Be careful with the Code if you hold shares through different entities

Published 21 September 2020

The Panel reminds market participants that they need to consider the position of associates when calculating the holding or control of voting rights (Voting Control) for the purposes of rules 6(1) and 7(e) of the Code.

Rule 6(1) sets out the fundamental rule of the Code. It states: 

  • Except as provided in rule 7, a person who holds or controls—
    • no voting rights, or less than 20% of the voting rights, in a code company may not become the holder or controller of an increased percentage of the voting rights in the code company unless, after that event, that person and that person’s associates hold or control in total not more than 20% of the voting rights in the code company:
    • 20% or more of the voting rights in a code company may not become the holder or controller of an increased percentage of the voting rights in the code company.

Rule 7(e) sets out one of the exceptions to the fundamental rule. It states:

A person may become the holder or controller of an increased percentage of the voting rights in a code company—

  • if—
    • the person holds or controls more than 50%, but less than 90%, of the voting rights in the code company; and
    • the resulting percentage of the total voting rights in the code company that is held or controlled by the person does not exceed by more than 5 the lowest percentage of the total voting rights in the code company that was held or controlled by the person in the 12-month period ending on, and inclusive of, the date of the increase[.]
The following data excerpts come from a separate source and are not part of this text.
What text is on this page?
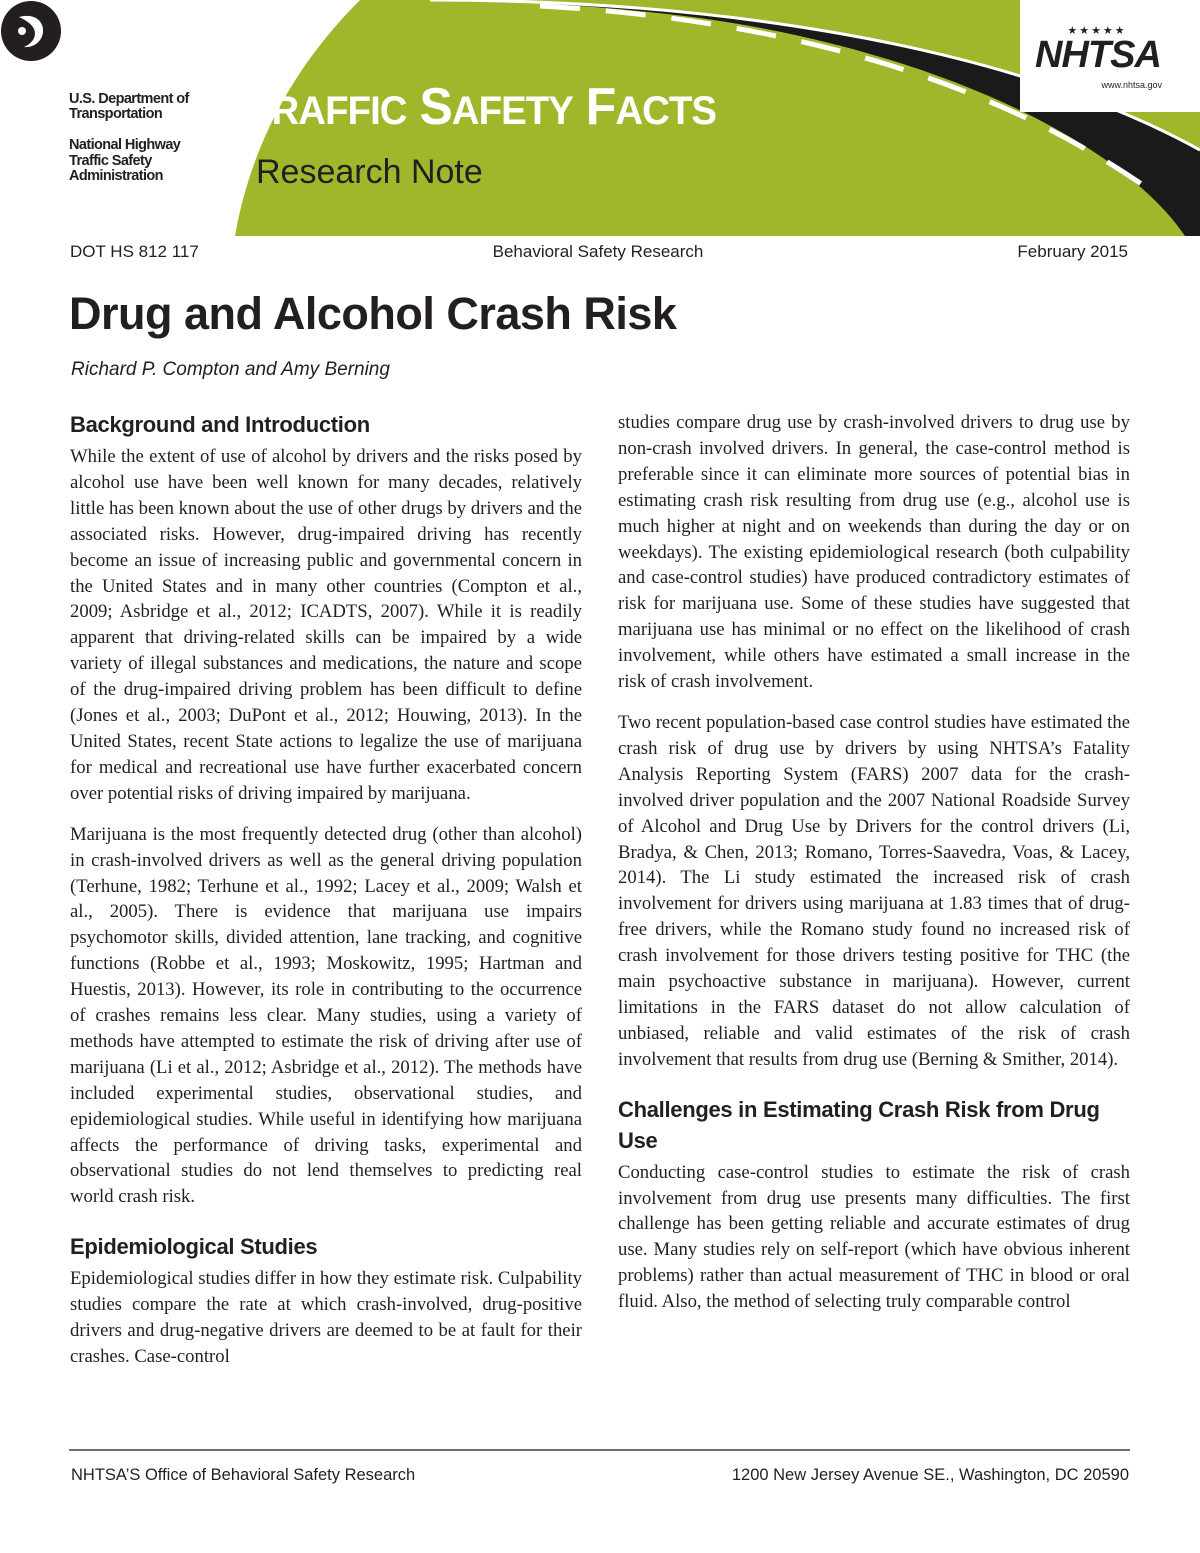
U.S. Department of Transportation
National Highway Traffic Safety Administration
TRAFFIC SAFETY FACTS
Research Note
★★★★★
NHTSA
www.nhtsa.gov
DOT HS 812 117	Behavioral Safety Research	February 2015
Drug and Alcohol Crash Risk
Richard P. Compton and Amy Berning
Background and Introduction

While the extent of use of alcohol by drivers and the risks posed by alcohol use have been well known for many decades, relatively little has been known about the use of other drugs by drivers and the associated risks. However, drug-impaired driving has recently become an issue of increasing public and governmental concern in the United States and in many other countries (Compton et al., 2009; Asbridge et al., 2012; ICADTS, 2007). While it is readily apparent that driving-related skills can be impaired by a wide variety of illegal substances and medications, the nature and scope of the drug-impaired driving problem has been difficult to define (Jones et al., 2003; DuPont et al., 2012; Houwing, 2013). In the United States, recent State actions to legalize the use of marijuana for medical and recreational use have further exacerbated concern over potential risks of driving impaired by marijuana.

Marijuana is the most frequently detected drug (other than alcohol) in crash-involved drivers as well as the general driving population (Terhune, 1982; Terhune et al., 1992; Lacey et al., 2009; Walsh et al., 2005). There is evidence that marijuana use impairs psychomotor skills, divided attention, lane tracking, and cognitive functions (Robbe et al., 1993; Moskowitz, 1995; Hartman and Huestis, 2013). However, its role in contributing to the occurrence of crashes remains less clear. Many studies, using a variety of methods have attempted to estimate the risk of driving after use of marijuana (Li et al., 2012; Asbridge et al., 2012). The methods have included experimental studies, observational studies, and epidemiological studies. While useful in identifying how marijuana affects the performance of driving tasks, experimental and observational studies do not lend themselves to predicting real world crash risk.

Epidemiological Studies

Epidemiological studies differ in how they estimate risk. Culpability studies compare the rate at which crash-involved, drug-positive drivers and drug-negative drivers are deemed to be at fault for their crashes. Case-control

studies compare drug use by crash-involved drivers to drug use by non-crash involved drivers. In general, the case-control method is preferable since it can eliminate more sources of potential bias in estimating crash risk resulting from drug use (e.g., alcohol use is much higher at night and on weekends than during the day or on weekdays). The existing epidemiological research (both culpability and case-control studies) have produced contradictory estimates of risk for marijuana use. Some of these studies have suggested that marijuana use has minimal or no effect on the likelihood of crash involvement, while others have estimated a small increase in the risk of crash involvement.

Two recent population-based case control studies have estimated the crash risk of drug use by drivers by using NHTSA’s Fatality Analysis Reporting System (FARS) 2007 data for the crash-involved driver population and the 2007 National Roadside Survey of Alcohol and Drug Use by Drivers for the control drivers (Li, Bradya, & Chen, 2013; Romano, Torres-Saavedra, Voas, & Lacey, 2014). The Li study estimated the increased risk of crash involvement for drivers using marijuana at 1.83 times that of drug-free drivers, while the Romano study found no increased risk of crash involvement for those drivers testing positive for THC (the main psychoactive substance in marijuana). However, current limitations in the FARS dataset do not allow calculation of unbiased, reliable and valid estimates of the risk of crash involvement that results from drug use (Berning & Smither, 2014).

Challenges in Estimating Crash Risk from Drug Use

Conducting case-control studies to estimate the risk of crash involvement from drug use presents many difficulties. The first challenge has been getting reliable and accurate estimates of drug use. Many studies rely on self-report (which have obvious inherent problems) rather than actual measurement of THC in blood or oral fluid. Also, the method of selecting truly comparable control

NHTSA’S Office of Behavioral Safety Research	1200 New Jersey Avenue SE., Washington, DC 20590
Where a person seeks to increase their Voting Control of a Code company, their Voting Control is aggregated with that of their associates in order to calculate the post-increase Voting Control limit of 20% referred to in rule 6(1)(a).

For example:

Person Y has Voting Control of 10% in a Code company, ABC Limited. Person Z has Voting Control of 52% in ABC Limited. Persons Y and Z are associates under the Code. Another shareholder wishes to sell voting securities equivalent to 2% Voting Control in ABC Limited.

Person Y cannot acquire the 2% without breaching rule 6(1)(a) absent an exemption, or unless one of the exceptions in rule 7 applies. This is because, after the increase, the total Voting Control held by Person Y and their associate, Person Z, will be 64% - this is in excess of the 20% post-increase limit set out in rule 6(1)(a).

The Voting Control of associates cannot be aggregated for the purpose of reliance on rule 7(e). Applying this to the example above, Person Y cannot aggregate their Voting Control with Person Z to acquire the 2% in reliance on rule 7(e). Person Y’s Voting Control is 10% prior to the increase, which does not meet the requirements of rule 7(e)(i). Person Y’s Voting Control cannot be calculated in aggregate with that of Person Z to reach a figure of 62% prior to the increase, for the purposes of rule 7(e)(i).

Assuming that there has been no change in the Voting Control of Person Z over the previous 12 months, Person Z alone may rely on rule 7(e) to acquire the 2%. This is because:

  • Person Z (with 52%) has more than 50% but less than 90% Voting Control prior to the increase; and
  • the resulting Voting Control of Person Z (54%) is within the 5% creep limit allowed under rule 7(e).